Rib fracture fixation is a viable surgical alternative to conservative management strategies for severe chest wall trauma. As data reflecting the positive impact that chest wall stabilization has on the survival and recovery of the trauma patient continues to accumulate, the application of rib plating may eventually be expanded to the pediatric population. Our patient has recovered well and will continue to be followed clinically.

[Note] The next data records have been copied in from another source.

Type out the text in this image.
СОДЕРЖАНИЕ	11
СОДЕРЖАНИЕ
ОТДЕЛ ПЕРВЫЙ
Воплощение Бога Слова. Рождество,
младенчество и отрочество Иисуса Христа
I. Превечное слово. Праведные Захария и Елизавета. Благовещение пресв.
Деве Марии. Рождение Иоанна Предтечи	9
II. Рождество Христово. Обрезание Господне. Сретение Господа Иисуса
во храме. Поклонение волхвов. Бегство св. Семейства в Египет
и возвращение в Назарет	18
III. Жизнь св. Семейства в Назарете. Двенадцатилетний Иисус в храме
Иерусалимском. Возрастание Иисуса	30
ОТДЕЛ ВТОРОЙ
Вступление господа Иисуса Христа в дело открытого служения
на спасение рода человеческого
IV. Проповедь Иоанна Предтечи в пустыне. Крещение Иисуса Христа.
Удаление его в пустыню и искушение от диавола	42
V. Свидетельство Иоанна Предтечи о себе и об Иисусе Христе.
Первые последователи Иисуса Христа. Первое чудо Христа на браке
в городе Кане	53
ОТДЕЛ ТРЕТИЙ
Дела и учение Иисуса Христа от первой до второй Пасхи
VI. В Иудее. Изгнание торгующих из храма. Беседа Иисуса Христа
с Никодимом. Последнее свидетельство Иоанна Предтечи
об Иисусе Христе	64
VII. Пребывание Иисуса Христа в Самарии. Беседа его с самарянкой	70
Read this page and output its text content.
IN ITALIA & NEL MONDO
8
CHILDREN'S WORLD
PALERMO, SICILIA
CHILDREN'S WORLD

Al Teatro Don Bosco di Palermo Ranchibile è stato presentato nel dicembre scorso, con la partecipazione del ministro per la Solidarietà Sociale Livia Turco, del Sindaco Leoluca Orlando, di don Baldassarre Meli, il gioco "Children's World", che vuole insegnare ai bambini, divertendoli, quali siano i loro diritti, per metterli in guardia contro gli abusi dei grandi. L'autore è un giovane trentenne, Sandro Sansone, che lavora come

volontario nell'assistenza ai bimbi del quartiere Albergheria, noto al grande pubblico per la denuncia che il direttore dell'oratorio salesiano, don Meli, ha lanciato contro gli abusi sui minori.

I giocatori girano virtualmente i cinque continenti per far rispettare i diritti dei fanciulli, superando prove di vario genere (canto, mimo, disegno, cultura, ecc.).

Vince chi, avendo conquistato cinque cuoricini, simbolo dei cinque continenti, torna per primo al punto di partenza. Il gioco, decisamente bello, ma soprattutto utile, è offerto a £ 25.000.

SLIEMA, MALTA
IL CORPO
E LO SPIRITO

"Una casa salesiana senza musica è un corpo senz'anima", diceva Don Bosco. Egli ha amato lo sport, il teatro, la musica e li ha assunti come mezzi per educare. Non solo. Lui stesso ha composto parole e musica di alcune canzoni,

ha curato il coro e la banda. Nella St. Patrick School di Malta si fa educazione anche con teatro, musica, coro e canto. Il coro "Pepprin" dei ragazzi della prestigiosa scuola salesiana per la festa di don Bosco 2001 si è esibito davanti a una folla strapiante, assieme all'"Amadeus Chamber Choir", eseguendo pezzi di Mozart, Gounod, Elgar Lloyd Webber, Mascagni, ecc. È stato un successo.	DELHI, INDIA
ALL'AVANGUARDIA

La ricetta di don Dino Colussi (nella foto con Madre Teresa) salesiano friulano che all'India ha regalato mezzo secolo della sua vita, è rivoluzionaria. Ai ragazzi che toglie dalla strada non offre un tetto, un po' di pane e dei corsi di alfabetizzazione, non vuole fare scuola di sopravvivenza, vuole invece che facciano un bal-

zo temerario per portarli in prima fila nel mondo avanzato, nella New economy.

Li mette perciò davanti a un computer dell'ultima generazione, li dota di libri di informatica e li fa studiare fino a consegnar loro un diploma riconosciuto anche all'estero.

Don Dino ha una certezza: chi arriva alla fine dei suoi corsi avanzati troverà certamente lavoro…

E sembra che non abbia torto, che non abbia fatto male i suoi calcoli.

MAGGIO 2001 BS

Considerations for offering surgical stabilization of rib fractures in individual cases should focus on several factors including: (I) clinical presentation of each patient including degree of respiratory support; (II) skeletal maturity of the individual patient; (III) degree of disruption and location of the fracture in relation to the remaining bony thorax. More reports of rib plating in the pediatric population are needed to ascertain the utility of the technique in this patient population.
Conflicts of Interest: The authors have no conflicts of interest to declare.
Informed Consent: Written informed consent was obtained from the patient for publication of this manuscript and any accompanying images.